I stepped closer and reached into the bush and pulled out roughly fifteen or more Playboy magazines. It was like I found the fountain of youth as an old man. The Holy Grail for pre-teen and teenage boys was a killer stash of porn and I had just unearthed it. This moment changed so many things in my life. I do not think I can over-stress just how important this moment had instantly become in my brain at the time. I had just received a phone call from my agent telling me that I was going to be the number one draft pick and my financial future would be forever secure. I was going to be inducted into the Rock n’ Roll Hall of Fame. I was going to be loved. Many people will not know the names of some of these beautiful women, but to the best of my knowledge the year would have been 1986 or 1987. These Playmates include some of these women: Luan Lee, Julie Peterson, Marina Baker, Anna Clark, and more. These women were more than enough for a young boy to sink his teeth into as a first glimpse of what a naked woman could be. And never forget 1987 every young man’s dream came true when Vanna White graced the cover of Playboy and we all got a glimpse of what we had been imagining for years.
Up to this point in my career as a person, it had been rocky at best. A few pivotal moments had allowed my small steps forward or up the social ladder of acceptance. But, shaking off the over-zealous and god-sent messenger label proves to be a bit more difficult than a Mad Dog hangover. I was searching for something major, something big that would forever seal my fate as “one of the guys.” This score of porn was just what the doctor ordered.
My selfishness was not so overt at first. I did not have time immediately to concoct specifics of my plan to become popular and accepted. I had a more daunting task at hand, getting all of these magazines home. I have heard stories of people being in crucial situations and then something clicks in their mind and their instincts take over. This is what happened to me at this time. I immediately opened my book and dumped all of my school books into the street. Without hesitation, I then quickly and forcibly crammed every magazine safely inside. My book bag could not have been more full. Never had it experiences such fullness, in actual contents or in content. As I somehow managed to fit the last of the magazines inside, I zipped it back up with purpose and determination. The zipper broke.
I tossed the zipper head into the street, alongside my text and notebooks. Without a second glance, I made my way for home as quickly and nonchalantly as a young boy can when he knows his life’s winning lottery ticket is over his shoulder, waiting to be cashed. I felt like Santa must feel when he is making out on his first steps from the sleigh.
I was a latch-key kid, so when I got home I was free to examine my score without intrusion. I had an older brother, by a bit more than a year, so I would have to be careful…very careful. Here is the where the initial level and deepness of my selfishness and delusion began to cement itself in my brain. As these magazines of the forbidden treasures of women lay before me, I imagined in my wildest thoughts of how well-versed and comfortable I would soon be concerning a woman’s body. I would know everything there was to know about a woman and no one could argue against me. I would have this knowledge and I would be a mystic to the other boys as they tried to imagine how I knew what I knew. Secrecy would build my legend. Secrecy would forever secure my place in the greatness of the halls of middle school boys.

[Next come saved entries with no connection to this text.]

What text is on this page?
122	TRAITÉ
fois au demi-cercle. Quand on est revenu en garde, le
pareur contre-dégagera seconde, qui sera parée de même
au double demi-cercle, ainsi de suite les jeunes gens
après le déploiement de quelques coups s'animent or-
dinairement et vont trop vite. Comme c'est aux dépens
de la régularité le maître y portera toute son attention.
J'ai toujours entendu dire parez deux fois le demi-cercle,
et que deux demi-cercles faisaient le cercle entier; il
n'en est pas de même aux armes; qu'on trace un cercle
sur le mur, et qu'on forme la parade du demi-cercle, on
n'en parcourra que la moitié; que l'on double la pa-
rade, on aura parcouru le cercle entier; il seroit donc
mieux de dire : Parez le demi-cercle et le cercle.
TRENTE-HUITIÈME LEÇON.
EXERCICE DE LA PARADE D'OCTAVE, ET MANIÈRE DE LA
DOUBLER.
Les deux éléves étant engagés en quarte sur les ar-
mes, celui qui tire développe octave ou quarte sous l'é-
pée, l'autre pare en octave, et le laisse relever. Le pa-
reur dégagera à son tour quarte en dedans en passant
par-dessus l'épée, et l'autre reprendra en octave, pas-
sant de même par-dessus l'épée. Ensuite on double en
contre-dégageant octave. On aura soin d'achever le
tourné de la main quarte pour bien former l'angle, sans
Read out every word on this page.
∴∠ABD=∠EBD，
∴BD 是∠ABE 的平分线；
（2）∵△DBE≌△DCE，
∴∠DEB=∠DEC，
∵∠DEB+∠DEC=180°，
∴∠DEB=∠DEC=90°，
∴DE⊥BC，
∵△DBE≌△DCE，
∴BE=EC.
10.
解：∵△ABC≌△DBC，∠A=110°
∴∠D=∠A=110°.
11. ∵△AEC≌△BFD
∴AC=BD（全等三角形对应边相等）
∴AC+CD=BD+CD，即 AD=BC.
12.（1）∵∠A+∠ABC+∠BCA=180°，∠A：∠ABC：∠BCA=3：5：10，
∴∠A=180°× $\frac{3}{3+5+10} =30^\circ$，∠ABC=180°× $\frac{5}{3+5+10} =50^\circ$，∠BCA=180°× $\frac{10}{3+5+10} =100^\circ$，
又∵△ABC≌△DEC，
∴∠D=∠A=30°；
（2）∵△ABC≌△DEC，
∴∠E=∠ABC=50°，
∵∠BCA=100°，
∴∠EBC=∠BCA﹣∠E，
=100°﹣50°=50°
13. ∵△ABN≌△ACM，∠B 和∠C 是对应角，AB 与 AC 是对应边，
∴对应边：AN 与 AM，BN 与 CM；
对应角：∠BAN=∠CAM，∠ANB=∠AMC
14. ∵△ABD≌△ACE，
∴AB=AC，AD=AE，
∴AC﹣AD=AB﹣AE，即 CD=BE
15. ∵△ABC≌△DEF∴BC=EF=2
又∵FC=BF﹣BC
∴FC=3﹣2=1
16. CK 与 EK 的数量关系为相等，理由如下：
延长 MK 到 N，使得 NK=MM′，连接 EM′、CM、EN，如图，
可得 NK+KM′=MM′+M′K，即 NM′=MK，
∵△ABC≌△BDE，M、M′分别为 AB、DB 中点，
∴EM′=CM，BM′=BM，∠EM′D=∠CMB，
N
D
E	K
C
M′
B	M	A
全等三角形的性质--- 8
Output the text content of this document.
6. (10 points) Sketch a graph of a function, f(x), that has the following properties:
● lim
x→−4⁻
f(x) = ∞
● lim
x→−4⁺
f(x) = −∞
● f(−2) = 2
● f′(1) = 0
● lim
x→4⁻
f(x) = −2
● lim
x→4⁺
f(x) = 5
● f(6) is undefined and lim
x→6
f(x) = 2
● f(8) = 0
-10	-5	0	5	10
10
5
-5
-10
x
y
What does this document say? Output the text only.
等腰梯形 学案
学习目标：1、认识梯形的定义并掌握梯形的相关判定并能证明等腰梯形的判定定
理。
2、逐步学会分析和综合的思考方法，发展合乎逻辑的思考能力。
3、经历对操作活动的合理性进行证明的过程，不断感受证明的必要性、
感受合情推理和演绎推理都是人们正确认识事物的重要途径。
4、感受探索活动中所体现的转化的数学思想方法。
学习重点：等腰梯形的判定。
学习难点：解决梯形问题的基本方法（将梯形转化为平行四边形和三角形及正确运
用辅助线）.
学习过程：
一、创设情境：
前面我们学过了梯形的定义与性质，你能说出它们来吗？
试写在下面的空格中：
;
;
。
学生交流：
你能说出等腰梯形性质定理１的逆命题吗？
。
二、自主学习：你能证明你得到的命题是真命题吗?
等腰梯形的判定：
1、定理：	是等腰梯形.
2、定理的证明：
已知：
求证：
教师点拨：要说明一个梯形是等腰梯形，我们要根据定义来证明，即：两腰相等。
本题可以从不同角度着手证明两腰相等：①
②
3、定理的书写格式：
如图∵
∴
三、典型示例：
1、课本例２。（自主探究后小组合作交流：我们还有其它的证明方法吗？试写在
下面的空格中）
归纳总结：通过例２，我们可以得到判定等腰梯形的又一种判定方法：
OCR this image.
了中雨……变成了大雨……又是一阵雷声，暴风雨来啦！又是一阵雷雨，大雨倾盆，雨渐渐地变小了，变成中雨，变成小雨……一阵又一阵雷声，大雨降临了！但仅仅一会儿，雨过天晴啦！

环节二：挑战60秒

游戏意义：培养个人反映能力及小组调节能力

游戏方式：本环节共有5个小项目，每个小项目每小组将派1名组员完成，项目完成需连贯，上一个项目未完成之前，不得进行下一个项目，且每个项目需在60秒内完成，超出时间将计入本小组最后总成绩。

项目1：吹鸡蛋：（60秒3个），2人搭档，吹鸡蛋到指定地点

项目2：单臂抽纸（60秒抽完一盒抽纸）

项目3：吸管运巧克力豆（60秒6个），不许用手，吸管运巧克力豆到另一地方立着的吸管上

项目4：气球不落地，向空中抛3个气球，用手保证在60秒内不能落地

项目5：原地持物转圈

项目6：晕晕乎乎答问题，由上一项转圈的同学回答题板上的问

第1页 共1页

Not only would I know everything, but this reputation would make me the most desired of all the boys. The other boys would befriend in hopes of gleaming a bit of my knowledge and the girls would love me in hopes of experiencing what frightened and intrigued them. Nothing can ease nerves as well as surety. While I was the coronation in my head as king of the boys soon to be men, an uneasiness lurked in the back of my mind. I tried to shun it, tried to silence it, but soon it became too loud and I knew it would be all too true. But, at least for a few moments I had my hands on what I thought was going to be a crash course in being a man, a real man. It would be my crash course for becoming a man who could love a woman the right way and it would also be my ticket to achieve my ultimate goal of being loved and revered by all those around me. This find was nothing short of everything I ever needed in life.
As I began to pour over the pages and more importantly pictures, I realized just how lucky I had been. There had to be a catch and that catch was headed full speed in my direction. What about my text books I had left behind? Surely, a stash of this proportion would be missed and sought after. Panic began to set in until I realized that no matter what the cost, the potential rewards of this transgression far outweighed any punishment.